Option to add (sub)domain with Let's Encrypt certificate / Simplify the UI flow

[ericgaspar]

In the webadmin, when I want to add a new domain with a Let's Encrypt certificate, I have to:

• add the domain
• go to the settings of this domain
• click on "SSL certificate"
• leave the settings to check the diagnosis (because the button to generate a Let's Encrypt certificate is greyed out and a text asks you to do that)
• come back to Domains -> your domain -> SSL certificate and install the certificate
  This is quite a confusing process in my opinion.

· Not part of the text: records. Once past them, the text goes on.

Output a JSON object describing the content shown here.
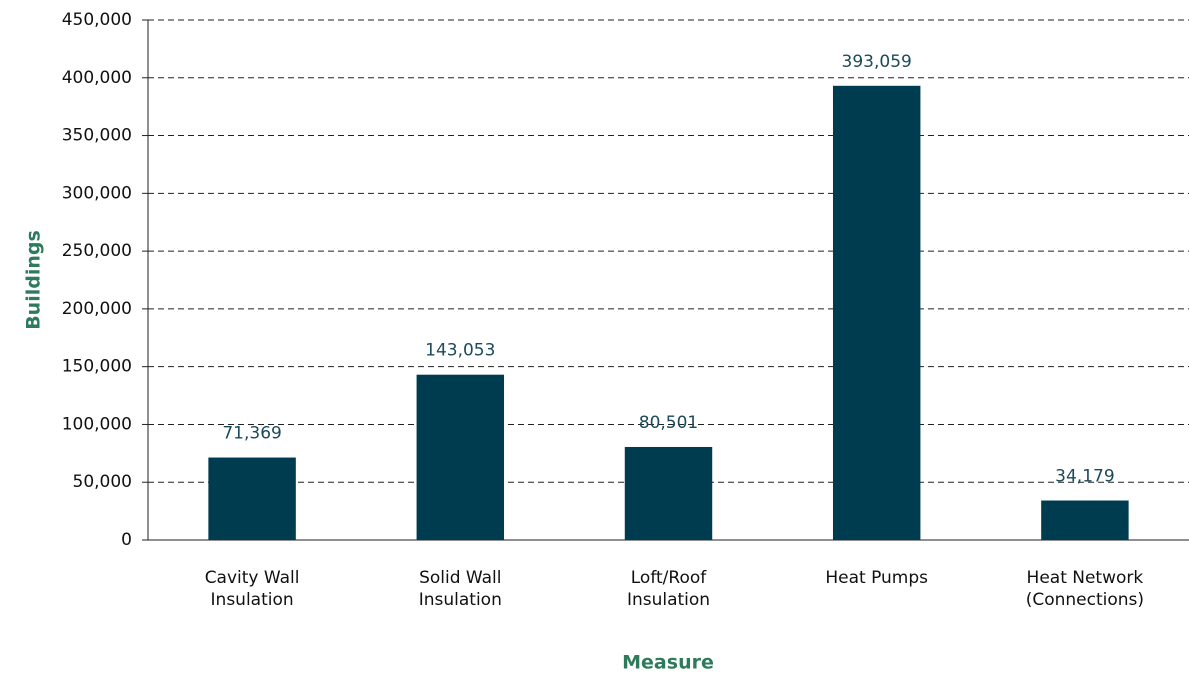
{
  "chart_data": {
    "type": "bar",
    "x_label": "Measure",
    "y_label": "Buildings",
    "categories": [
      "Cavity Wall Insulation",
      "Solid Wall Insulation",
      "Loft/Roof Insulation",
      "Heat Pumps",
      "Heat Network (Connections)"
    ],
    "values": [
      71369,
      143053,
      80501,
      393059,
      34179
    ],
    "value_labels": [
      "71,369",
      "143,053",
      "80,501",
      "393,059",
      "34,179"
    ],
    "color": "#003c50",
    "ylim": [
      0,
      450000
    ],
    "yticks": [
      0,
      {
        "value": 50000,
        "label": "50,000"
      },
      {
        "value": 100000,
        "label": "100,000"
      },
      {
        "value": 150000,
        "label": "150,000"
      },
      {
        "value": 200000,
        "label": "200,000"
      },
      {
        "value": 250000,
        "label": "250,000"
      },
      {
        "value": 300000,
        "label": "300,000"
      },
      {
        "value": 350000,
        "label": "350,000"
      },
      {
        "value": 400000,
        "label": "400,000"
      },
      {
        "value": 450000,
        "label": "450,000"
      }
    ],
    "grid": true
  }
}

One solution could be to have a checkbox right at the addition of a domain which would give you the option to install a Let's Encrypt certificate for your domain, rather than an auto-signed certificate. It would be easier for beginners and faster for everyone. If the creation of the certificate fails, YunoHost could display a message stating that the domain has been created, but that the Let's Encrypt certificate could not be installed, and directly propose a DNS config to correct the problem.

[alexAubin]

In addtion, we may add a button or option in the cert install view to enable the --no-checks option, though telling the user that they should be sure that their conf is okay

[alexAubin]

(Related: #1357)

[alexAubin]

Thinking again about this, we could in fact have a "smart" behavior when adding subdomain, such as if there's already a valid * A record on the domain (which we can ~easily check from the diagnosis result without re-running the diagnosis) we could trigger a cert install

[zamentur]

For ReflexLibre setup, i run a script to magically install let's encrypt when the dns are correctly setup.

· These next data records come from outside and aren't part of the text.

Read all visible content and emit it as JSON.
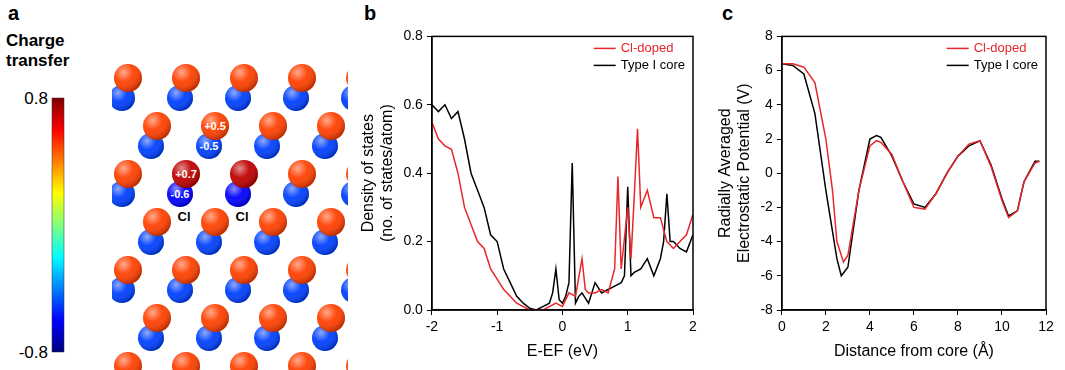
{
  "chart_data": [
    {
      "type": "diagram",
      "panel": "a",
      "colorbar": {
        "title": "Charge transfer",
        "range": [
          -0.8,
          0.8
        ],
        "ticks": [
          0.8,
          -0.8
        ]
      },
      "host": {
        "cation_charge": 0.5,
        "anion_charge": -0.5
      },
      "sites": [
        {
          "cation": {
            "value": 0.5,
            "label": "+0.5"
          },
          "anion": {
            "value": -0.5,
            "label": "-0.5"
          }
        },
        {
          "cation": {
            "value": 0.7,
            "label": "+0.7"
          },
          "anion": {
            "value": -0.6,
            "label": "-0.6"
          },
          "dopant": "Cl"
        },
        {
          "cation": {
            "value": 0.7
          },
          "anion": {
            "value": -0.6
          },
          "dopant": "Cl"
        }
      ]
    },
    {
      "type": "line",
      "panel": "b",
      "x_label": "E-EF (eV)",
      "y_label": [
        "Density of states",
        "(no. of states/atom)"
      ],
      "xlim": [
        -2,
        2
      ],
      "xticks": [
        -2,
        -1,
        0,
        1,
        2
      ],
      "ylim": [
        0,
        0.8
      ],
      "yticks": [
        {
          "value": 0,
          "label": "0.0"
        },
        0.2,
        0.4,
        0.6,
        0.8
      ],
      "grid": false,
      "legend": "upper right",
      "series": [
        {
          "name": "Cl-doped",
          "color": "#e8262b",
          "line_style": "solid",
          "x": [
            -2,
            -1.9,
            -1.8,
            -1.7,
            -1.6,
            -1.5,
            -1.4,
            -1.3,
            -1.2,
            -1.1,
            -1,
            -0.9,
            -0.8,
            -0.7,
            -0.6,
            -0.5,
            -0.4,
            -0.3,
            -0.2,
            -0.1,
            0,
            0.1,
            0.2,
            0.3,
            0.35,
            0.4,
            0.5,
            0.6,
            0.7,
            0.8,
            0.85,
            0.9,
            1,
            1.05,
            1.1,
            1.15,
            1.2,
            1.3,
            1.4,
            1.5,
            1.6,
            1.7,
            1.8,
            1.9,
            2
          ],
          "values": [
            0.55,
            0.5,
            0.48,
            0.47,
            0.4,
            0.3,
            0.25,
            0.2,
            0.18,
            0.12,
            0.09,
            0.06,
            0.04,
            0.02,
            0.01,
            0,
            0,
            0,
            0.01,
            0.02,
            0.01,
            0.05,
            0.04,
            0.15,
            0.06,
            0.05,
            0.05,
            0.06,
            0.05,
            0.12,
            0.39,
            0.12,
            0.3,
            0.15,
            0.33,
            0.53,
            0.3,
            0.35,
            0.27,
            0.27,
            0.2,
            0.18,
            0.2,
            0.22,
            0.28
          ]
        },
        {
          "name": "Type I core",
          "color": "#000000",
          "line_style": "solid",
          "x": [
            -2,
            -1.9,
            -1.8,
            -1.7,
            -1.6,
            -1.5,
            -1.4,
            -1.3,
            -1.2,
            -1.1,
            -1,
            -0.9,
            -0.8,
            -0.7,
            -0.6,
            -0.5,
            -0.4,
            -0.3,
            -0.2,
            -0.15,
            -0.1,
            -0.05,
            0,
            0.05,
            0.1,
            0.15,
            0.2,
            0.25,
            0.3,
            0.4,
            0.5,
            0.6,
            0.7,
            0.8,
            0.9,
            0.95,
            1,
            1.05,
            1.1,
            1.2,
            1.3,
            1.4,
            1.5,
            1.55,
            1.6,
            1.65,
            1.7,
            1.8,
            1.9,
            2
          ],
          "values": [
            0.6,
            0.58,
            0.6,
            0.56,
            0.58,
            0.5,
            0.4,
            0.35,
            0.3,
            0.22,
            0.2,
            0.12,
            0.08,
            0.04,
            0.02,
            0.005,
            0,
            0.01,
            0.02,
            0.05,
            0.12,
            0.03,
            0.02,
            0.04,
            0.08,
            0.43,
            0.02,
            0.04,
            0.05,
            0.02,
            0.08,
            0.05,
            0.06,
            0.07,
            0.08,
            0.1,
            0.36,
            0.1,
            0.11,
            0.12,
            0.15,
            0.1,
            0.15,
            0.2,
            0.34,
            0.2,
            0.2,
            0.18,
            0.17,
            0.22
          ]
        }
      ]
    },
    {
      "type": "line",
      "panel": "c",
      "x_label": "Distance from core (Å)",
      "y_label": [
        "Radially Averaged",
        "Electrostatic Potential (V)"
      ],
      "xlim": [
        0,
        12
      ],
      "xticks": [
        0,
        2,
        4,
        6,
        8,
        10,
        12
      ],
      "ylim": [
        -8,
        8
      ],
      "yticks": [
        -8,
        -6,
        -4,
        -2,
        0,
        2,
        4,
        6,
        8
      ],
      "grid": false,
      "legend": "upper right",
      "series": [
        {
          "name": "Cl-doped",
          "color": "#e8262b",
          "line_style": "solid",
          "x": [
            0,
            0.5,
            1,
            1.5,
            2,
            2.3,
            2.5,
            2.8,
            3,
            3.5,
            4,
            4.3,
            4.5,
            5,
            5.5,
            6,
            6.5,
            7,
            7.5,
            8,
            8.5,
            9,
            9.5,
            10,
            10.3,
            10.7,
            11,
            11.5,
            11.7
          ],
          "values": [
            6.4,
            6.4,
            6.2,
            5.3,
            2,
            -1,
            -4,
            -5.2,
            -4.8,
            -1,
            1.6,
            1.9,
            1.8,
            1.1,
            -0.5,
            -2,
            -2.1,
            -1.2,
            0,
            1,
            1.7,
            1.9,
            0.4,
            -1.6,
            -2.6,
            -2.2,
            -0.5,
            0.6,
            0.7
          ]
        },
        {
          "name": "Type I core",
          "color": "#000000",
          "line_style": "solid",
          "x": [
            0,
            0.5,
            1,
            1.5,
            2,
            2.5,
            2.7,
            3,
            3.5,
            4,
            4.3,
            4.5,
            5,
            5.5,
            6,
            6.5,
            7,
            7.5,
            8,
            8.5,
            9,
            9.5,
            10,
            10.3,
            10.7,
            11,
            11.5,
            11.7
          ],
          "values": [
            6.4,
            6.3,
            5.8,
            3.5,
            -1,
            -5,
            -6,
            -5.5,
            -1,
            2,
            2.2,
            2.1,
            1,
            -0.5,
            -1.8,
            -2,
            -1.2,
            0,
            1,
            1.6,
            1.9,
            0.5,
            -1.5,
            -2.5,
            -2.2,
            -0.5,
            0.7,
            0.7
          ]
        }
      ]
    }
  ]
}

for domain in $(yunohost domain list --output-as json| jq -r .domains[])
do
    cat <<EOL >/etc/cron.hourly/$domain.letsencrypt
#!/bin/bash
ns_server=\$(timeout 10 dig +short NS \$(cat /etc/yunohost/current_host  | sed 's/^[^\.]*\.//') | head -n1)
[[ -z "\$ns_server" ]] && exit 1

ipv4="\$(curl https://ip.yunohost.org 2>/dev/null)"
ipv6="\$(curl https://ip6.yunohost.org 2>/dev/null)"
a="\$(dig A +short $domain @\${ns_server} | grep -v '\.$')"
aaaa="\$(dig AAAA +short $domain @\${ns_server} | grep -v '\.$')"
if [[ -n "\$a" ]] && [[ -n "\$aaaa" ]] && [[ "\$ipv4" == "\$a" ]] && [[ "\$ipv6" == "\$aaaa" ]]
then
    yunohost diagnosis run dnsrecords
    yunohost domain cert install --no-checks $domain
    rm -f /etc/cron.hourly/$domain.letsencrypt
fi
EOL
    chmod a+x /etc/cron.hourly/$domain.letsencrypt
done

For my use case it's ok, for yunohost it's like a poc

I guess we could have a question during install process to know if it's relevant to deploy let's encrypt by default for all domains.